Auch in Deutschlands Hauptstadt Berlin versammelten sich am Samstagvormittag rund 1.000 Menschen vor dem Kanzleramt, um für Nawalnys Freilassung zu protestieren. Viele trugen Transparente mit Parolen wie "Freiheit für Nawalny", "Freiheit für politische Gefangene" oder "Habt keine Angst", berichtet t-online-Reporter David Ruch. Einige hielten demnach Klobürsten in die Höhe aus Protest gegen den Prunk-Palast, den sich Kreml-Chef Putin nach Berichten des Nawalny-Teams am Schwarzen Meer errichten ließ – zur Einrichtung sollen vergoldete Klobürsten gehören. Kurz nach 14 Uhr setzte sich nach Angaben des Reporters die Menge in Bewegung. Ihr Ziel war die russische Botschaft.

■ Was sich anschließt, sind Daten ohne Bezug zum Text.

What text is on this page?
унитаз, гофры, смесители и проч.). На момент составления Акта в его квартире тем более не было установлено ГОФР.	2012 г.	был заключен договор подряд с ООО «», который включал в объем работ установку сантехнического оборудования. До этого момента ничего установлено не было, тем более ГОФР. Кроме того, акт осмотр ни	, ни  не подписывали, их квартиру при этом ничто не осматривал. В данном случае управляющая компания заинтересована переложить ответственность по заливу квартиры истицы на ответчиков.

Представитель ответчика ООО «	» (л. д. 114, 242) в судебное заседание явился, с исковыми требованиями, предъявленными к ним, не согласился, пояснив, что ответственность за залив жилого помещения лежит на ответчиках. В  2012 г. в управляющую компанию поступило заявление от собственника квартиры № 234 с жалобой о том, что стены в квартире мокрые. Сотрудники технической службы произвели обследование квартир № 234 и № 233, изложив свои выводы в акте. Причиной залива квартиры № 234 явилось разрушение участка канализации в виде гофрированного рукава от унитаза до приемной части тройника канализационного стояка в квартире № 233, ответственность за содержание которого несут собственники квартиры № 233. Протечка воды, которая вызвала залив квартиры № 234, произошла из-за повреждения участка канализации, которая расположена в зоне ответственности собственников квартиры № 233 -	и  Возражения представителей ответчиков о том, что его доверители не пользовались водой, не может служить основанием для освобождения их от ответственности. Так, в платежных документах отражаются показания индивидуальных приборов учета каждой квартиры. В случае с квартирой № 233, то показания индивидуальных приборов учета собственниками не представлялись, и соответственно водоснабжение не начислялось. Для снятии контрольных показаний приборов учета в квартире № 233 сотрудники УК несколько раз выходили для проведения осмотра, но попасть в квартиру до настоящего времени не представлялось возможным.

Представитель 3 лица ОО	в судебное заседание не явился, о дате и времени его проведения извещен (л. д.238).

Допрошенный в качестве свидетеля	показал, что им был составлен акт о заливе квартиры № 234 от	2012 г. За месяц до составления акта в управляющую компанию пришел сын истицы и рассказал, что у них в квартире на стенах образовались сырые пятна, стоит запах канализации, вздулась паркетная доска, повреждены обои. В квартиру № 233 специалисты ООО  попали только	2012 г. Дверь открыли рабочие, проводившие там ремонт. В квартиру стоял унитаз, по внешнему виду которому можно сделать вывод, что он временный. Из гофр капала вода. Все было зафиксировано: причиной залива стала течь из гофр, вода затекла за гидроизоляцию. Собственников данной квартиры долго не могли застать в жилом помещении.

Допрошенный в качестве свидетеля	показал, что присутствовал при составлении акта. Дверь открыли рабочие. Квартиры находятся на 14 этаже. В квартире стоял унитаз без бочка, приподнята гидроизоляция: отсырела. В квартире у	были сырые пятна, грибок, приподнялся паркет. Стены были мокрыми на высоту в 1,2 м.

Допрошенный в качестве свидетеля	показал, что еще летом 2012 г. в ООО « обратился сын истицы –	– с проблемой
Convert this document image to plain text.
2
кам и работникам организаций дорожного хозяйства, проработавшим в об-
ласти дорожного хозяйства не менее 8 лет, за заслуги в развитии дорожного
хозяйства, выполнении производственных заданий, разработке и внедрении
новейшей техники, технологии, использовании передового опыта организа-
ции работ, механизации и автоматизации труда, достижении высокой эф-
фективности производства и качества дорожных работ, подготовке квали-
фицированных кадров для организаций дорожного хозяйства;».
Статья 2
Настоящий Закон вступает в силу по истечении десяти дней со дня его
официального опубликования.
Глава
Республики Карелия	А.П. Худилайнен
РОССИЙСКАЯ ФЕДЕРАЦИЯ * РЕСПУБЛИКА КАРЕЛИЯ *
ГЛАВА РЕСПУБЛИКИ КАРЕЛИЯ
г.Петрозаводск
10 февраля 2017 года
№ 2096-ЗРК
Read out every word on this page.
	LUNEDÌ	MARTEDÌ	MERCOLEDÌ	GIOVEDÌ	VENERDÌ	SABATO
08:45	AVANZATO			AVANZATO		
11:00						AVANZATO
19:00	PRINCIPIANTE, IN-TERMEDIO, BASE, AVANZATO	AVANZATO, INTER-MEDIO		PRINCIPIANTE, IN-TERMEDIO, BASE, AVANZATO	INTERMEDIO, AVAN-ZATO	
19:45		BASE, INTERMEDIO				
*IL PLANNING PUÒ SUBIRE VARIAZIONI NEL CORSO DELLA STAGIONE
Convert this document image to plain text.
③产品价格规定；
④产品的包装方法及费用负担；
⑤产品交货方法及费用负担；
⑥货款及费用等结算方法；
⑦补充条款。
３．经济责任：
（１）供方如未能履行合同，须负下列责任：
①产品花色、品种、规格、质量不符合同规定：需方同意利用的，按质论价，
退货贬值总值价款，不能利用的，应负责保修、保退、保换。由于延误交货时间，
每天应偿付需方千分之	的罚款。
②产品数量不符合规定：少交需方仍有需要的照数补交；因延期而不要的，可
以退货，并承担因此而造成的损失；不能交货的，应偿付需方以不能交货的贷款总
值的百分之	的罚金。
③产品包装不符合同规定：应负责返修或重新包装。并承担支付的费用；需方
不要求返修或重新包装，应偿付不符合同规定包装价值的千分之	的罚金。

Moskau verbittet sich Einmischung

Russland hat sich wegen der Proteste eine Einmischung aus dem Ausland verbeten. Das russische Außenministerium kritisierte in einer Mitteilung die US-Botschaft in Moskau, die geplante Demonstrationen mit genauen Treffpunkten und Uhrzeiten aufgelistet hatte. Unter dem Deckmantel der Sorge um die Sicherheit von US-Bürgern im Ausland wolle Washington die Proteste in Russland anheizen, kritisierte Moskau.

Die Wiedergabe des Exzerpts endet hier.